3.1. Sotto questo profilo, la sentenza impugnata ha fatto applicazione dei superiori principi con una motivazione ampia ed esaustiva essendosi attenuta ai princìpi di diritto enunciati dalla precedente sentenza di questa Corte, che aveva annullato la precedente sentenza di appello e rinviato alla C.t.r. del Lazio affinché accertasse «il rendimento derivante dall’impiego sul mercato del capitale costituito dagli accantonamenti imputabili ai contributi versati a fondo dal datore di lavoro e dal lavoratore. In particolare, il giudice di rinvio dovrà effettuare un accertamento sulla natura e quantità del rendimento che sarebbe stato liquidato a favore del contribuente verificando se vi sia stato (e quale sia stato) l’impiego da parte del Fondo sul mercato del capitale accantonato e quale (e quanto) sia stato il rendimento conseguito in relazione a tale impiego giustificandosi solo rispetto a quest’ultimo rendimento l’affermata tassazione al 12,50%».
La negazione del diritto al rimborso comporta logicamente anche ila negazione degli accessori sulla relativa sorte.
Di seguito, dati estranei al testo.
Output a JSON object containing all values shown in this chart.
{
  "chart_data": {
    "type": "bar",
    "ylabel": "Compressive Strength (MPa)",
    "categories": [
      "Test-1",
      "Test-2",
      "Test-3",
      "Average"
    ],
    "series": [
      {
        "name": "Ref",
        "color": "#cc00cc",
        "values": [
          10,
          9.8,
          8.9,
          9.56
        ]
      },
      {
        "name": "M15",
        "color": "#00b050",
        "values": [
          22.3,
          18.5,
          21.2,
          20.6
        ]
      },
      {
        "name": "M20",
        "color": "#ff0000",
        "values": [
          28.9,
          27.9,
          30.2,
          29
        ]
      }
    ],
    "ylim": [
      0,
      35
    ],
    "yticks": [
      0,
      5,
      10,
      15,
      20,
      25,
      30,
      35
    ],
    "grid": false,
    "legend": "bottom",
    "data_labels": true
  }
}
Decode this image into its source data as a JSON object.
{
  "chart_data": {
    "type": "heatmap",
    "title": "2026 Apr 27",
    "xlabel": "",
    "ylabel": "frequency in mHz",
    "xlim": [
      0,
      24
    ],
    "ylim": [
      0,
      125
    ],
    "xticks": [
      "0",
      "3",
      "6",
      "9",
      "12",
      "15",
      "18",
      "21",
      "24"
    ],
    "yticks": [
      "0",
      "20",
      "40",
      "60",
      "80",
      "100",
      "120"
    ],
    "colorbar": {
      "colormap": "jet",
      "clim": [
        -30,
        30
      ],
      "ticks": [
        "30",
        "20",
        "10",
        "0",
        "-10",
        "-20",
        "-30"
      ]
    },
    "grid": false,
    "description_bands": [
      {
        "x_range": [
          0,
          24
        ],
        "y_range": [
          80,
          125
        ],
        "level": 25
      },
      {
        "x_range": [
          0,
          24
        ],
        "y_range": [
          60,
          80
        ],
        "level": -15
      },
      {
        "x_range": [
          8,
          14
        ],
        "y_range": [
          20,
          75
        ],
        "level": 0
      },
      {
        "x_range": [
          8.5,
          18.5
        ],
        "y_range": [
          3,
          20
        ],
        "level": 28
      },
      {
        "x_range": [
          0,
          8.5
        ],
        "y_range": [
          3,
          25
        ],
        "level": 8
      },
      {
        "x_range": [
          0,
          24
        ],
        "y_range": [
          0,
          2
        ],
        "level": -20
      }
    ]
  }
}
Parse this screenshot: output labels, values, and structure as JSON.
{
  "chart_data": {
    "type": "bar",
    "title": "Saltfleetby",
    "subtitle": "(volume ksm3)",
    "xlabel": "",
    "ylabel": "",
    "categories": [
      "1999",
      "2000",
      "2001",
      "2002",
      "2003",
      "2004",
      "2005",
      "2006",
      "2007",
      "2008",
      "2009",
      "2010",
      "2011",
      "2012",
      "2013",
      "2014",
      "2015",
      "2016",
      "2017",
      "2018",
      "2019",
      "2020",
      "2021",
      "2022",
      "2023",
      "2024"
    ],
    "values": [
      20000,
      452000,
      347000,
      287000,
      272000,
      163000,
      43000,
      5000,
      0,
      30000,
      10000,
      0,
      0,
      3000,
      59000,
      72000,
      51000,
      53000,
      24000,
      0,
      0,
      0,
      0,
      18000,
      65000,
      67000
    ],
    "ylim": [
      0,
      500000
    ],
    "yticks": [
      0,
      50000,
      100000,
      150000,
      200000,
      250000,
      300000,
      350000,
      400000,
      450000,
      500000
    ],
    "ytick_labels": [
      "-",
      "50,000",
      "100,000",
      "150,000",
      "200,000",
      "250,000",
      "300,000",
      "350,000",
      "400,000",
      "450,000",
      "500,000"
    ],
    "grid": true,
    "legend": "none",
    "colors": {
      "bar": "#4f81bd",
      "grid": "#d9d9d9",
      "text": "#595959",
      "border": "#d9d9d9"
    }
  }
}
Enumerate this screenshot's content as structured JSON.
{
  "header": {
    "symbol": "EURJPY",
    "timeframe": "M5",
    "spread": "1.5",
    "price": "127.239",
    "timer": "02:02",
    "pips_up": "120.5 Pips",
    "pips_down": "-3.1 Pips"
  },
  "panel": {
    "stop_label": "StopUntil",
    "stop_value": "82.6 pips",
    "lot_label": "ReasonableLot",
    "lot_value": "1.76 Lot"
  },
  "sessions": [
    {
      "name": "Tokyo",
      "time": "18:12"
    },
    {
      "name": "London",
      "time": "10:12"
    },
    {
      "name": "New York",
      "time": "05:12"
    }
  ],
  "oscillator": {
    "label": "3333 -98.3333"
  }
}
In conclusione, il ricorso va rigettato.
Le spese seguono la soccombenza e sono liquidate in dispositivo.
P.Q.M.
La Corte rigetta il ricorso.
Condanna il ricorrente a rifondere all’RAGIONE_SOCIALE le spese di giudizio che liquida in € 5.600,00, oltre spese prenotate a debito. Ai sensi dell’art. 13, comma 1 -quater , d.P.R. 30 maggio 2002, n. 115, dà atto della sussistenza dei presupposti processuali per il versamento da parte del ricorrente dell’ulteriore importo a ti tolo di contributo unificato, nella misura pari a quello previsto per il ricorso, a norma del comma 1bis del medesimo art. 13, se dovuto. Così deciso in Roma il 15 dicembre 2023.